On Tue, Feb 28, 2023 at 01:25:57AM +0000, Eric Biggers wrote:
On Mon, Feb 27, 2023 at 07:52:39PM -0500, Sasha Levin wrote:
Nothing has changed, but that doesn't mean that your process is actually working. 7 days might be appropriate for something that looks like a security fix, but not for a random commit with no indications it is fixing anything.
How do we know if this is working or not though? How do you quantify the amount of useful commits?
Sasha, 7 days is too short. People have to be allowed to take holiday.
That's true, and I don't have strong objections to making it longer. How often did it happen though? We don't end up getting too many replies past the 7 day window.
I'll bump it to 14 days for a few months and see if it changes anything.
It's not just for the review time, but also for the longer soak time in mainline.
There's a tradeoff to find. I'm sure there are way many more stable users than mainline users. Does this mean we have to break stable from time to time to detect regressions ? Sadly, yes. And it's not specific to Linux, it's the same for virtually any other project that supports maintenance branches. I personally like the principle of delaying backports to older branches so that users relying on much older branches know they're having a much more stable experience because the rare regressions that happen in faster moving branches have more time to be caught. But that requires incredibly more complex management.
On another project I'm sometimes seeing regressions caused by fixes pop up after 6 months of exposure in stable. And comparatively, regressions caused by new features tend to pop up faster, and users occasionally face such bugs in stable just because the backport got delayed. So there's no perfect balance, the problem is that any code change must be executed in field a few times to know if it's solid or not. The larger the exposure (i.e. stable) the faster regressions will be reported. The more frequent the code is triggered, the faster as well. Fixes for bugs that are very hard to trigger can cause regressions that will take ages to be reported. But nonetheless users want these fixes because most of the time they are correct.
When I was maintaining extended LTS kernels such as 2.6.32 or 3.10, users were mostly upgrading when they were waiting for a specific fix. And even there, despite patches having being present in regular stable kernels for months, we faced regressions. Sometimes a fix was not suitable for that branch, sometimes it was incorrectly backported, etc. What's certain however, is that the longer you wait for a backport, the more difficult it becomes to find someone who still remembers well about that fix and its specificities, even during the review. This really has to be taken into account when suggesting increased delays.

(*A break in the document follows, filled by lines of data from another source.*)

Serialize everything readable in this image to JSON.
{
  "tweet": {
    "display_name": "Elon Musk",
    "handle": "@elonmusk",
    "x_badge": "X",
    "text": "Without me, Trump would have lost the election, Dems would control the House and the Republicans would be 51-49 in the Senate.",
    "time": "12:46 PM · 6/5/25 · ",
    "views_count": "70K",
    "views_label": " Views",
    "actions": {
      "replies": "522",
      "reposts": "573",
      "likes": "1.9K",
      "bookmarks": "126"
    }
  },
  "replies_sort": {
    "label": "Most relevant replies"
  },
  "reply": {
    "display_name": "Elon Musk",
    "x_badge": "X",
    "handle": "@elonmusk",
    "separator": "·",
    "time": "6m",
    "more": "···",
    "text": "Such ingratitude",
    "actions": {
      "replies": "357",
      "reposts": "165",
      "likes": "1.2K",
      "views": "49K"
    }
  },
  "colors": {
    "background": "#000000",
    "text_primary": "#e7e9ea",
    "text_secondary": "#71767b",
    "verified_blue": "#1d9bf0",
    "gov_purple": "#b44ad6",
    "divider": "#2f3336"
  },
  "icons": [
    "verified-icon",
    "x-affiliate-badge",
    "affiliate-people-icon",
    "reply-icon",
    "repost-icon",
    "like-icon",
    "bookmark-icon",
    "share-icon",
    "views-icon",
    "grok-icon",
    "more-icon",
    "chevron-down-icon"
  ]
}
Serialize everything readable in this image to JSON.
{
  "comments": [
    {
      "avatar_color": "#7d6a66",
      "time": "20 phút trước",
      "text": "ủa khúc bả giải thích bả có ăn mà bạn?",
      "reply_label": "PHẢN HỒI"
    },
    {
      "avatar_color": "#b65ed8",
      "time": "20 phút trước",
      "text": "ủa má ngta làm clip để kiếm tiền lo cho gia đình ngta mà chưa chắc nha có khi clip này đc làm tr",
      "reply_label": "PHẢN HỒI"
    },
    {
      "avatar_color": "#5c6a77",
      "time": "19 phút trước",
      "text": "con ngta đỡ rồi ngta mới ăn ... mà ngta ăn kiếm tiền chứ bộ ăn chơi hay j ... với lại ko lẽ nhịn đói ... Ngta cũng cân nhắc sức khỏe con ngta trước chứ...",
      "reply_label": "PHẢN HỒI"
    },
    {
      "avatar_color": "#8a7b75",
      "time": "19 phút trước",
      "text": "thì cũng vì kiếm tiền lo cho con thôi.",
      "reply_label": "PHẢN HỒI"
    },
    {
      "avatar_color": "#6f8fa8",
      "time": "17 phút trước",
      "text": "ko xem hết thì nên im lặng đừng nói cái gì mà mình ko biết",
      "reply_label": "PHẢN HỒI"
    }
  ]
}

I really think that it's important to get backports early in recent stable branches. E.g. we could keep these 7 days till the last LTS branch, and let them cook one or two extra weeks before reaching older releases. But we wouldn't want to delay important fixes too much (which are still likely to cause regressions, especially security fixes which tend to focus on a specifically reported case). Maybe we could imagine that the Cc: stable could have a variant to mean "urgent" for important fixes that we want to bypass the wait time, and that by default other ones would flow a bit more slowly. This could satisfy most users by staying on the branch that brings them the update rate they need. But that would certainly be quite some extra work for Greg and for reviewers and that's certainly not cool, so we need to be reasonable here as well.
Just my two cents, Willy